What It's Like to Be a Recovering Anorexic... And Pregnant
byDena LandonJun 14, 2017
Photograph by Twenty20
Calories. Fat grams. Numbers on a scale. As an anorexic I'd spent most of my adolescence and 20s consumed by an unhealthy body image and the desire for control. After therapy and five years at a healthy weight, I thought I was ready for pregnancy. But as my pregnancy progressed, I found myself struggling with old feelings about gaining weight, not being in control of my body, and watching my diet. If you’re a woman with an eating disorder who is pregnant or is planning on getting pregnant here are a few things you should know:
You might think that you’re prepared for the inevitable weight gain of pregnancy. But as the numbers on the scale climbed higher, old feelings about my weight and body crept back into my thinking. I hated seeing that number go higher, and even caught myself restricting calories a few times in order to stop myself from gaining "too much"— common problem for many recovering anorexics.
Anna Barlage, a recovering anorexic and mother of two, also found it difficult watching the numbers on the scale rise. After talking with her care providers she decided to have them take blind weights, i.e. she could not see and they did not tell her the numbers when she stepped on the scale. To this day, she doesn’t know how much weight she gained during her two pregnancies!

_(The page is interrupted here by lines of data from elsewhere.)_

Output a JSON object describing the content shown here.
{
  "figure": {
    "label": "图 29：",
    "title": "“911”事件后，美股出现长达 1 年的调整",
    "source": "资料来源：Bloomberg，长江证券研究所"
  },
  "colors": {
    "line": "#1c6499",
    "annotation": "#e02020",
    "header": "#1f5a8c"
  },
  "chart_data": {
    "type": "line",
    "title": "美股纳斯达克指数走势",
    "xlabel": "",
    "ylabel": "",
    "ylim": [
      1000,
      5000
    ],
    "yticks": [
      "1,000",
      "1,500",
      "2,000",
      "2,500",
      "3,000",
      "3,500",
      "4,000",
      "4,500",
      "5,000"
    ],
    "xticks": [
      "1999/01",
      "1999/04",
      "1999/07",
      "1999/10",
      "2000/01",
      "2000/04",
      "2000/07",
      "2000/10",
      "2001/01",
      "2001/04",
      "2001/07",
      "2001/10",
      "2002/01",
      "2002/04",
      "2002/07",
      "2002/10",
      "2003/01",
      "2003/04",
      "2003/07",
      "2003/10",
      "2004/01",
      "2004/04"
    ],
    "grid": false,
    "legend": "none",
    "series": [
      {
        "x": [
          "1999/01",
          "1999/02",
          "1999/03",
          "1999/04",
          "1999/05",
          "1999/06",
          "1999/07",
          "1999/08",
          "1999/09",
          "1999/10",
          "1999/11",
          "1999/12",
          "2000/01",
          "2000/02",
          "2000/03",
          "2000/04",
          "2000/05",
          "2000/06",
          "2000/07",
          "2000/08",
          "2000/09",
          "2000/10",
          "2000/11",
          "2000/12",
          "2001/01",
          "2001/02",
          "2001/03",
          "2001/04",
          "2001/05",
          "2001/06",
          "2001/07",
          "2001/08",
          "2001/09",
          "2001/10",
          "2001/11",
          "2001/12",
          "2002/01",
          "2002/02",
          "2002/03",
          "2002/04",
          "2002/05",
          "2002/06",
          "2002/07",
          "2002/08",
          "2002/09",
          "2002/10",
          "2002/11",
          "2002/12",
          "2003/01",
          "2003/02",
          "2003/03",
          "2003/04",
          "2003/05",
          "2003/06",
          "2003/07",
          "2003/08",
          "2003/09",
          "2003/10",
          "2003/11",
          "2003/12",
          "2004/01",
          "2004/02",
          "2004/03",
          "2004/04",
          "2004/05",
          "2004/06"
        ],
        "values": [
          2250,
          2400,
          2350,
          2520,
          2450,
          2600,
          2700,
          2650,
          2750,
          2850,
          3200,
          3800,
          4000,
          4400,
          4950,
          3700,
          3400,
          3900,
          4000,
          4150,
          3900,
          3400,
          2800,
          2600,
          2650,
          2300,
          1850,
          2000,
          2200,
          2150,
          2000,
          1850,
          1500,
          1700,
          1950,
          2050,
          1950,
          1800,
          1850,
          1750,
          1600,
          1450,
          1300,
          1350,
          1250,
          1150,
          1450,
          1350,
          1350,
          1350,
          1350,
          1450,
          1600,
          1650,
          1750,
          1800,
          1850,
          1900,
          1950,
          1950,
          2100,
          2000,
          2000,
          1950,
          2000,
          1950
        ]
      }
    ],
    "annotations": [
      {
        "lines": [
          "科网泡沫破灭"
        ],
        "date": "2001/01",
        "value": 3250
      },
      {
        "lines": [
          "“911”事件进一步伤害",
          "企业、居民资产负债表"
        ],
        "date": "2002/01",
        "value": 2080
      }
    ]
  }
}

If you find yourself obsessing about your weight gain, ask your care providers about options like blind weighing and therapy. “Often women find it helpful to spend more time on the physiological need to gain weight for the developing baby as part of their therapy sessions in order to accept what can feel like a necessary and immense challenge,” says Diane Rubright, PsyD., a psychologist with The Emily Program, a nationwide network of treatment centers for eating disorders.
When I fit back into my pre-pregnancy jeans just two weeks after giving birth, I knew I had a problem.
Changes in Your Body
Swollen feet, leaking breasts, break outs, acid reflux and heartburn—the list of bodily changes during pregnancy is long. At the time I was going through therapy for my eating disorder, the focus was on control issues as being a trigger for an eating disorder. Newer research has shown that the risk of developing an eating disorder is an overlapping Venn diagram of biology, psychology and cultural factors, according to Dr. Jillian Lampert, Chief Strategy Officer at The Emily Program. Control issues overlap between psychology and biology, as research has shown that women who suffer from eating disorders, “like to have things a certain way because it feels betters in their brain,” Lampert explains. The lack of control over my body during pregnancy triggered the desire for me to obsessively micromanage my diet and exercise more. I had to learn how to channel that desire to have things a certain way into other areas—like decorating the nursery and pre-planning meals for the weeks post-delivery.
It’s no secret that women in our society face a lot of pressure to lose the baby weight. From celebrities on magazine covers who "got their body back" to weight loss programs that focus on your postpartum body, it can be completely overwhelming. And that pressure can be magnified for a recovering anorexic. Eating disorder counselors are aware of this issue and “offer a lot of support postpartum as the internal and external messages to lose the baby weight may also be terribly triggering of the eating disorder and put women at risk of unhealthy and rapid weight loss," according to Rubright.
When I fit back into my pre-pregnancy jeans just two weeks after giving birth, I knew I had a problem. I called up my therapist and scheduled an appointment. Be aware that even if you’ve successfully navigated a healthy pregnancy with normal weight gain, an eating disorder could still come up postpartum. Have a therapy plan in place and ask trusted friends to speak up if they notice you losing weight rapidly.
Regardless of where you are in the process of recovering from an eating disorder, you can have a healthy pregnancy and delivery. And pregnancy can even give you a new outlook on your body, one that helps your recovery. As Barlage puts it, “I also appreciate my body so much more now than it has grown two beautiful children, birthed them and nourished them. I honestly think having children ended up strengthening my recovery in the long run.”